Ingredients:
- 1.5 lbs (680g) skinless salmon fillet, cut into 1-inch cubes
- 1 tablespoon olive oil (US: 1 Tbsp; Metric: 15ml)
- 1/2 teaspoon garlic powder (US: 1/2 tsp; Metric: 2.5ml)
- 1/4 teaspoon salt (US: 1/4 tsp; Metric: 1.25ml)
- 1/4 teaspoon black pepper (US: 1/4 tsp; Metric: 1.25ml)
- 1/2 cup mayonnaise (US: 1/2 cup; Metric: 120ml)
- 2 tablespoons sweet chili sauce (US: 2 Tbsp; Metric: 30ml)
- 1 tablespoon Sriracha (or other hot sauce, to taste) (US: 1 Tbsp; Metric: 15ml)
- 1 tablespoon honey (US: 1 Tbsp; Metric: 15ml)
- 1 teaspoon rice vinegar (US: 1 tsp; Metric: 5ml)
- 2 cups cooked rice (white, brown, or jasmine) (US: 2 cups; Metric: 400g cooked)
- 1 cup shredded carrots (US: 1 cup; Metric: 100g)
- 1 cup thinly sliced cucumber (US: 1 cup; Metric: 100g)

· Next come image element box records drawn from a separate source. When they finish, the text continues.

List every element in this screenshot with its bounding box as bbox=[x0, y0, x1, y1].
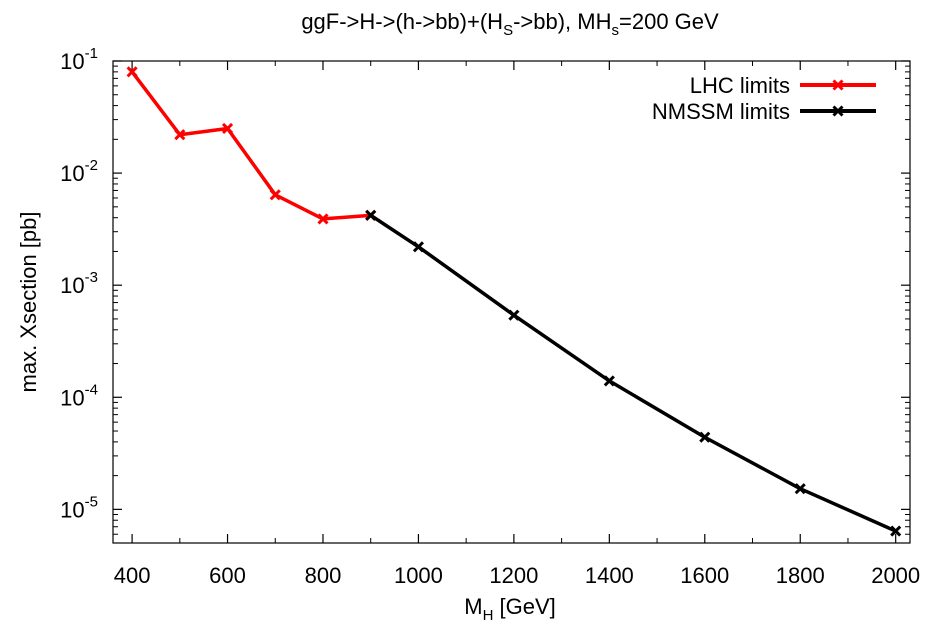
plot-frame bbox=[112, 60, 911, 544]
x-tick-label: 600 bbox=[209, 563, 246, 588]
y-axis-title: max. Xsection [pb] bbox=[16, 212, 41, 393]
legend-marker-nmssm bbox=[832, 105, 844, 117]
series-layer bbox=[126, 66, 902, 537]
legend-label-lhc: LHC limits bbox=[690, 73, 790, 98]
chart-title: ggF->H->(h->bb)+(HS->bb), MHs=200 GeV bbox=[301, 9, 719, 39]
data-point bbox=[794, 483, 806, 495]
x-tick-label: 1600 bbox=[680, 563, 729, 588]
data-point bbox=[365, 209, 377, 221]
legend-marker-glyph bbox=[832, 105, 844, 117]
data-point bbox=[890, 525, 902, 537]
data-point bbox=[269, 189, 281, 201]
data-point bbox=[221, 122, 234, 135]
data-point bbox=[126, 66, 138, 78]
series-line-1 bbox=[369, 213, 897, 533]
legend-marker-lhc bbox=[832, 79, 844, 91]
chart-title-sub1: S bbox=[503, 22, 513, 39]
legend-entry-lhc: LHC limits bbox=[690, 73, 876, 98]
x-axis-title-sub: H bbox=[483, 607, 494, 624]
y-tick-label: 10-3 bbox=[60, 269, 98, 298]
data-point bbox=[412, 241, 424, 253]
x-tick-label: 1000 bbox=[394, 563, 443, 588]
chart-title-tail: =200 GeV bbox=[619, 9, 719, 34]
legend: LHC limits NMSSM limits bbox=[652, 73, 876, 124]
data-point bbox=[508, 309, 520, 321]
x-tick-label: 1200 bbox=[489, 563, 538, 588]
x-tick-label: 800 bbox=[305, 563, 342, 588]
data-point bbox=[603, 375, 615, 387]
data-point bbox=[317, 213, 329, 225]
x-tick-label: 2000 bbox=[871, 563, 920, 588]
x-axis-title-tail: [GeV] bbox=[493, 594, 555, 619]
x-axis-title-main: M bbox=[464, 594, 482, 619]
legend-marker-glyph bbox=[832, 79, 844, 91]
data-point bbox=[174, 129, 186, 141]
series-line-0 bbox=[130, 70, 371, 221]
y-tick-label: 10-4 bbox=[60, 381, 98, 410]
x-axis-title: MH [GeV] bbox=[464, 594, 556, 624]
legend-entry-nmssm: NMSSM limits bbox=[652, 99, 876, 124]
chart-title-main: ggF->H->(h->bb)+(H bbox=[301, 9, 503, 34]
legend-label-nmssm: NMSSM limits bbox=[652, 99, 790, 124]
x-tick-label: 400 bbox=[114, 563, 151, 588]
y-tick-label: 10-2 bbox=[60, 157, 98, 186]
y-tick-label: 10-1 bbox=[60, 45, 98, 74]
data-point bbox=[699, 431, 711, 443]
chart-title-sub2: s bbox=[612, 22, 620, 39]
y-tick-label: 10-5 bbox=[60, 493, 98, 522]
x-tick-label: 1400 bbox=[585, 563, 634, 588]
x-tick-label: 1800 bbox=[776, 563, 825, 588]
x-axis: 400 600 800 1000 1200 1400 1600 1800 2000 bbox=[114, 61, 920, 588]
y-axis: 10-1 10-2 10-3 10-4 10-5 bbox=[60, 45, 910, 535]
chart-title-mid: ->bb), MH bbox=[513, 9, 611, 34]
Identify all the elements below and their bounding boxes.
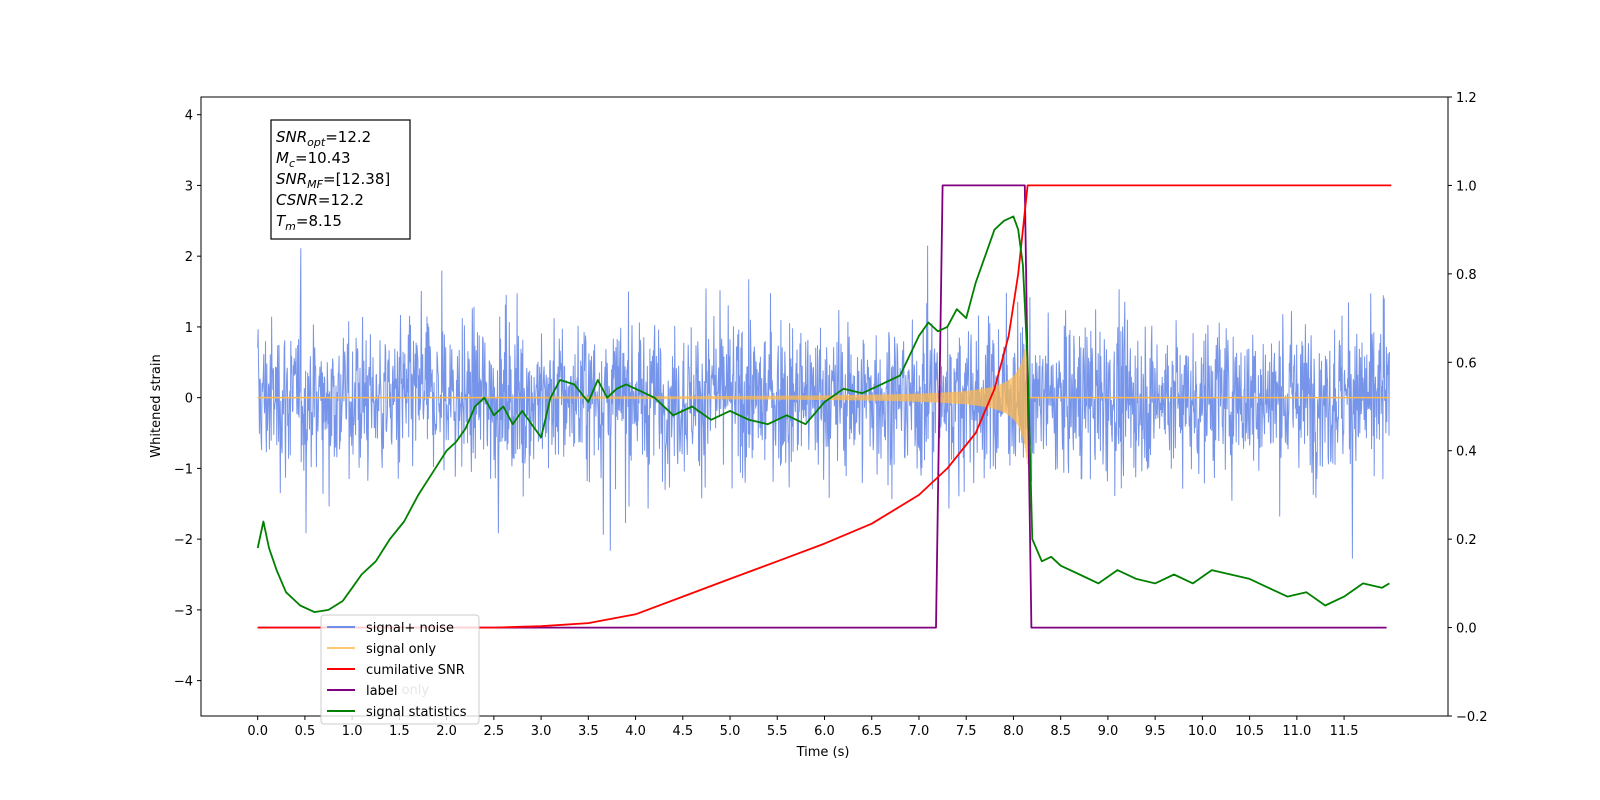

- 1/2 cup chopped green onions (scallions) (US: 1/2 cup; Metric: 50g)
- 2 tablespoons sesame seeds (US: 2 Tbsp; Metric: 20g)
- Optional: Avocado slices, cilantro, lime wedges
Instructions:
- Toss salmon cubes with olive oil, garlic powder, salt, and pepper.
- Heat a large skillet over medium-high heat. Cook salmon until browned and cooked through, about 5-7 minutes. Ensure internal temperature reaches 145°F (63°C).
- In a bowl, whisk together mayonnaise, sweet chili sauce, Sriracha, honey, and rice vinegar until smooth. Taste and adjust seasonings as needed.
- Pour the Bang Bang sauce over the cooked salmon and toss to coat evenly.
- Divide cooked rice into bowls. Top with saucy salmon bites, shredded carrots, cucumber, and green onions.
- Sprinkle with sesame seeds and serve immediately. Offer avocado slices, cilantro, and lime wedges as optional toppings.